Authors: Crystal Hubbard
Tags: #Fiction, #Romance, #Contemporary, #African American, #General
“What’s that noise?” she asked, mildly alarmed.
“I expect it’s the stomping of thirty-thousand fans.” Lucas ran his hands along her back and discovered that she wasn’t wearing a bra. “They do that, when the band is late taking the stage.”
“You have to get up there.” She pulled her shirt back into place and tried to get off of him.
Lucas held her tight. “Only if you come with me. You can come on stage and sing backup.”
“I have a voice like a wooden bell. Lucas, I’d rather stay here with Kitty Kincaid.”
“As would I, given the state you’ve worked me into. But I can’t disappoint the people who’ve been disappointed once already.”
A muffled roar reached them in the dressing room. “The band must be taking the stage,” Lucas said.
“Go!” Miranda urged. “There might be a riot if you don’t show.”
“Boston Police are out there in force,” he told her. “The crowd will behave. Come up with me.”
“What if the audience gets so excited, they create another crush?”
“My security team reconfigured the first twenty rows of the Arena,” he said. “The first row is thirty feet from the stage. No one is getting crushed tonight.”
A muted rift from an electric guitar reached their ears. “That’s ‘Snatched,
’
” Miranda said. “Is that Feast?”
Lucas nodded. “There’s about forty-five seconds of his posturing and playing before I’m to come in on bass with vocals. Bloody shame Feast will have to take over. The poor git couldn’t carry a tune even if it were tattooed on the palm of his hand.”
Miranda slithered out of his grasp and grabbed his hand. She dragged him onto his feet. “Come on!” She took his bass by the neck. The thing was heavier than it looked and she had to hold it with both hands to keep from banging it onto the tabletop.
“Are you coming up with me?”
“Yes,” she grumbled. She opened the door and pushed him through it, handing him his bass as he went. She dove into the corner, got her book, grabbed her coat and stuck the book in one of the pockets. “Just in case,” she said sheepishly.
* * *
Every time Lucas took the microphone, frenzied screaming drowned out the first few bars of his song. From her perch just inside the backstage area, Miranda plainly saw that every woman in the Arena wanted Lucas, and every man wanted to be him.
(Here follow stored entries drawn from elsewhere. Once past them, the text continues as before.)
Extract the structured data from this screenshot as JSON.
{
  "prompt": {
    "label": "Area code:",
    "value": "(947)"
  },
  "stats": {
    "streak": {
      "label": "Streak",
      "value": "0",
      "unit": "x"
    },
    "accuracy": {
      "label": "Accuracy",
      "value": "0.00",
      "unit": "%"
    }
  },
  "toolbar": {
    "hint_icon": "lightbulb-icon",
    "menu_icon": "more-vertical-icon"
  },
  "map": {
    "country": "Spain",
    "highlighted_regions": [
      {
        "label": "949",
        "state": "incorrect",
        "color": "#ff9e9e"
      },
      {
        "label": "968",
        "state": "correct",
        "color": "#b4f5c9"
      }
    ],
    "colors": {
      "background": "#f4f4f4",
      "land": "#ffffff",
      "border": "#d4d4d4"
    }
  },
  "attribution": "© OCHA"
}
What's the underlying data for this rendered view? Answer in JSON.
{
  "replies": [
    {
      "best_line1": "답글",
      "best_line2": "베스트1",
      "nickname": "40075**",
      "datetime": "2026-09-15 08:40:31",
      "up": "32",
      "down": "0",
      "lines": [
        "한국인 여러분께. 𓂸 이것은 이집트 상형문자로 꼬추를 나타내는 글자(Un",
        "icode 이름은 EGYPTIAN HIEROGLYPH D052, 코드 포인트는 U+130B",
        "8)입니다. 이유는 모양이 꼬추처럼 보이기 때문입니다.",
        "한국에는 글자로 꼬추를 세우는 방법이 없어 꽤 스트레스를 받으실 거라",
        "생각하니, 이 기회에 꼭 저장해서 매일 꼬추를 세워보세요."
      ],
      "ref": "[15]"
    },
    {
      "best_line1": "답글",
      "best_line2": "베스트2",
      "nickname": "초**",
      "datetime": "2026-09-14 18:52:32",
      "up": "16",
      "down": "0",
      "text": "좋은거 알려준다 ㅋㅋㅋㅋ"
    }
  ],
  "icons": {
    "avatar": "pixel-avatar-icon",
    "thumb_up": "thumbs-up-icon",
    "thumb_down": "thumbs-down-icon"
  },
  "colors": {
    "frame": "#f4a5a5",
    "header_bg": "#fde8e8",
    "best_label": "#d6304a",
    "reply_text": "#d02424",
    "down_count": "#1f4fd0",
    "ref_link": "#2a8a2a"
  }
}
Handsome athletes peopled Miranda’s everyday world, but she’d never seen a man as beautiful as Lucas. His beauty was ancient, borne of his Celtic ancestry, wild but not uncivilized. The warmth of his voice and the passion in his eyes tempered the intensity of his features. His was a face capable of brutal honesty, yet incapable of cruelty. His sort of beauty had only existed in the overblown romance novels she secretly read, yet there it was, singing and playing before her.
She was surprised at how thrilling it was to watch him perform. It wasn’t overtly exciting, like watching a sudden death overtime in the Super Bowl. Lucas’s performance was…stimulating. His music was a sensuous, consuming accompaniment to the sight of him in his black leather pants and tight white T-shirt. The muscles of his arms and chest flexed and his long hair flew as his fingertips danced over the strings of his instrument. Miranda dared to imagine how it would feel to have those strong, agile fingers artfully dancing over her.
She glanced at the audience and saw that she wasn’t the only woman with thoughts of artful dancing. Women pushed at sawhorses and security guards, hoping to get close enough to the stage to pitch bras and panties at Lucas. Most of the undergarments fell short and gathered at the base of the stage, but one inspired fan, a young black woman with a shaved head, managed to slingshot a red G-string high above security. To the cheers of the overexcited crowd, the thing landed on Lucas’s microphone stand and dangled there. He laughed mid-lyric, but didn’t miss a beat of his song.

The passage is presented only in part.